How could higher-octane fuels help? “The real key is the ability to design the engine with a higher geometric compression ratio,” Chris Cowland, FCA’s director of advanced and SRT powertrains, says. “We’d like to be running between 14:1 and 15:1 from a thermodynamic perspective to give us part-load fuel efficiency and also enable us to generate higher power densities.” Higher octane prevents harmful engine knock at high compression and enables more extreme Miller- or Atkinson-cycle operation (even higher expansion ratio with delayed intake-valve closing to reduce effective compression with or without supercharging). What’s his ideal octane rating? The answer requires an octane primer.

Most of the world classifies gasoline using only a research octane number (RON), but in the U.S. we use an anti-knock index (AKI). This averages the research and motor octane numbers—(RON+MON)/2. These two figures are obtained via different knock tests using single-cylinder laboratory engines, with the difference between RON and MON referred to as fuel sensitivity. Cowland suggests the optimal target fuel would raise the RON to 98 while reducing MON slightly for a greater fuel sensitivity. “It’s been proven on high-boosted engines that high MON levels actually hurt us from a knock perspective.”

So why not go even higher than 98 RON (which is available outside of the U.S. today)? “Higher RON values allow us to stretch efficiency farther,” Cowland adds. “But if we look at the well-to-wheels efficiency, including producing the fuel, we would not actually be environmentally positive.” In other words, it’s a bit pointless to produce very efficient engines requiring a fuel that’s more CO2-intensive to produce.

Maybe it’s time to look at CO2 reduction from a more holistic standpoint.

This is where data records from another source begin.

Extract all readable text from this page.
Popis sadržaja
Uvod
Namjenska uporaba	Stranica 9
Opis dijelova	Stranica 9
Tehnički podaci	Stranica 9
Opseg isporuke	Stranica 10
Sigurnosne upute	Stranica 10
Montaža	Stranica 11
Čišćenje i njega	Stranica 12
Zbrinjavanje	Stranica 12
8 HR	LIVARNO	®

Octane can be boosted using metals, ethers, aromatic chemical additives, or alcohols. Good old tetraethyl lead was banned as of 1996, and methyl tertiary butyl ether (MTBE) demonstrated a nasty habit of Houdini-ing its way out of storage tanks and into ground water, earning itself an effective national ban in 2005. Aromatics do much of the octane boosting today, but some are being linked to health problems. Ethanol increases octane, and when made from bio feedstocks (as is generally the case here), it improves the lifecycle CO2 picture. But its reduced energy content erodes volumetric fuel efficiency, so any CAFE regs predicated on miles per gallon of a fuel containing more than today’s 10 percent ethanol would require revision.

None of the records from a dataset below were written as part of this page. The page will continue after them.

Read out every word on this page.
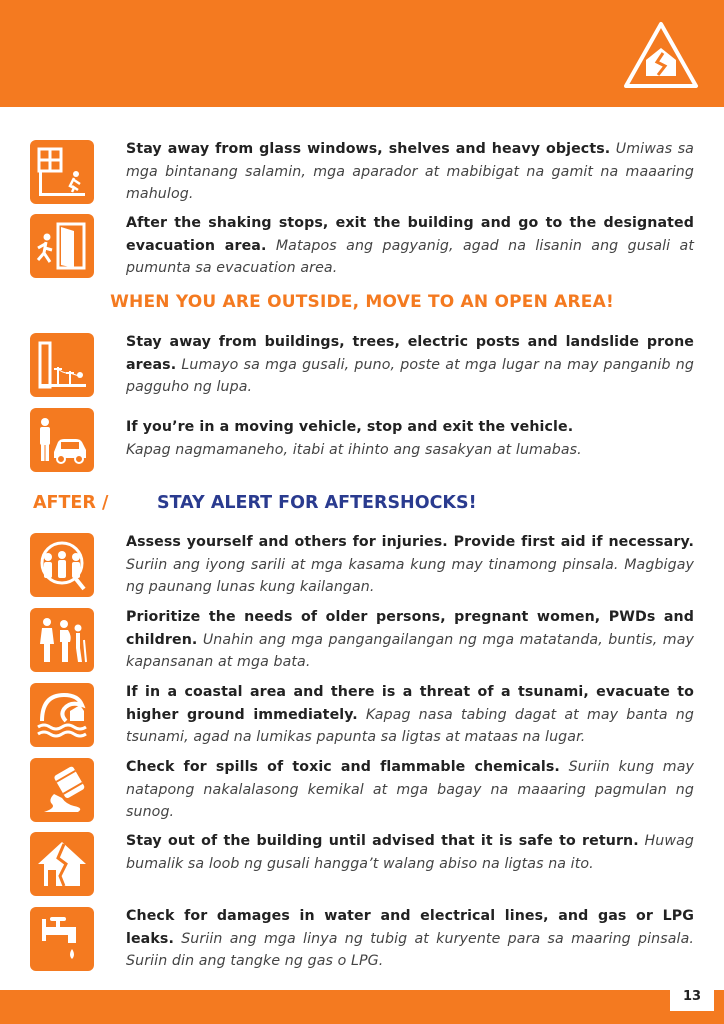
Stay away from glass windows, shelves and heavy objects. Umiwas sa mga bintanang salamin, mga aparador at mabibigat na gamit na maaaring mahulog.
After the shaking stops, exit the building and go to the designated evacuation area. Matapos ang pagyanig, agad na lisanin ang gusali at pumunta sa evacuation area.
WHEN YOU ARE OUTSIDE, MOVE TO AN OPEN AREA!
Stay away from buildings, trees, electric posts and landslide prone areas. Lumayo sa mga gusali, puno, poste at mga lugar na may panganib ng pagguho ng lupa.
If you’re in a moving vehicle, stop and exit the vehicle.
Kapag nagmamaneho, itabi at ihinto ang sasakyan at lumabas.
AFTER /	STAY ALERT FOR AFTERSHOCKS!
Assess yourself and others for injuries. Provide first aid if necessary. Suriin ang iyong sarili at mga kasama kung may tinamong pinsala. Magbigay ng paunang lunas kung kailangan.
Prioritize the needs of older persons, pregnant women, PWDs and children. Unahin ang mga pangangailangan ng mga matatanda, buntis, may kapansanan at mga bata.
If in a coastal area and there is a threat of a tsunami, evacuate to higher ground immediately. Kapag nasa tabing dagat at may banta ng tsunami, agad na lumikas papunta sa ligtas at mataas na lugar.
Check for spills of toxic and flammable chemicals. Suriin kung may natapong nakalalasong kemikal at mga bagay na maaaring pagmulan ng sunog.
Stay out of the building until advised that it is safe to return. Huwag bumalik sa loob ng gusali hangga’t walang abiso na ligtas na ito.
Check for damages in water and electrical lines, and gas or LPG leaks. Suriin ang mga linya ng tubig at kuryente para sa maaring pinsala. Suriin din ang tangke ng gas o LPG.
13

Dan Nicholson, GM’s VP of global propulsion systems, is quick to point out that the U.S. Council for Automotive Research (a consortium of GM, Ford, and FCA) Fuels Working Group “is focusing on the characteristics of the fuel, not how it’s made. We’re trying to enable a spec that’s as tight as necessary but as open as possible to encourage innovation among fuels and additives companies.”

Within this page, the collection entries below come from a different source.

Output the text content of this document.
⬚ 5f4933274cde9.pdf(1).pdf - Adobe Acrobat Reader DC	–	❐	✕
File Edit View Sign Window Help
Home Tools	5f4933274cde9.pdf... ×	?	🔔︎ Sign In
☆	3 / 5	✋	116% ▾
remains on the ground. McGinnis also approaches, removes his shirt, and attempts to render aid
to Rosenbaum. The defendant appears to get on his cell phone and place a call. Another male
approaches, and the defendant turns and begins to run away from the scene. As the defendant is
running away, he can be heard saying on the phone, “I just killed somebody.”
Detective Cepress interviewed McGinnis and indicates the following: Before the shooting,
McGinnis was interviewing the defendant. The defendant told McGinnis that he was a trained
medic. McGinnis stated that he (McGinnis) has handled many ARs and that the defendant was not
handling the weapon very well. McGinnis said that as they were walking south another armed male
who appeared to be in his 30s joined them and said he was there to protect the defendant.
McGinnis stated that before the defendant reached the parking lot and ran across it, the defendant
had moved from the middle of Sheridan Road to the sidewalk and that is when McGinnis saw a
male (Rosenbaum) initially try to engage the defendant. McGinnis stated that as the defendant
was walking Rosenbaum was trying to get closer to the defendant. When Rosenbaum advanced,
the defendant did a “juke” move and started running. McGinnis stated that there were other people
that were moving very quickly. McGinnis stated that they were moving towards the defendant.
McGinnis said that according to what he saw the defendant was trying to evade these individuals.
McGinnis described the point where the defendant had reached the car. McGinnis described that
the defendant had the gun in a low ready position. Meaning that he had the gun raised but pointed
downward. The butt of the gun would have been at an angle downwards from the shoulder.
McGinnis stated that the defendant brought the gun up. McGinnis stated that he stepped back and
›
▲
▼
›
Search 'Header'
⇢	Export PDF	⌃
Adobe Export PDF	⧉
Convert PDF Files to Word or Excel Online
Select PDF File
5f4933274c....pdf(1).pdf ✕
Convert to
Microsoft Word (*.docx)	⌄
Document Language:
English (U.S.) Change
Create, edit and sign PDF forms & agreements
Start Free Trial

Nicholson and Cowland both envision this new fuel being dispensed via unique nozzles that prevent misfueling older cars and hence “wasting” added octane that won’t benefit older engines. They also stress that the sooner the government, auto, and oil industries can agree upon a standard, a regulatory framework, and a distribution rollout plan, the sooner the three- to four-year development clock can begin ticking for manufacturers to develop 98-RON-optimized engines.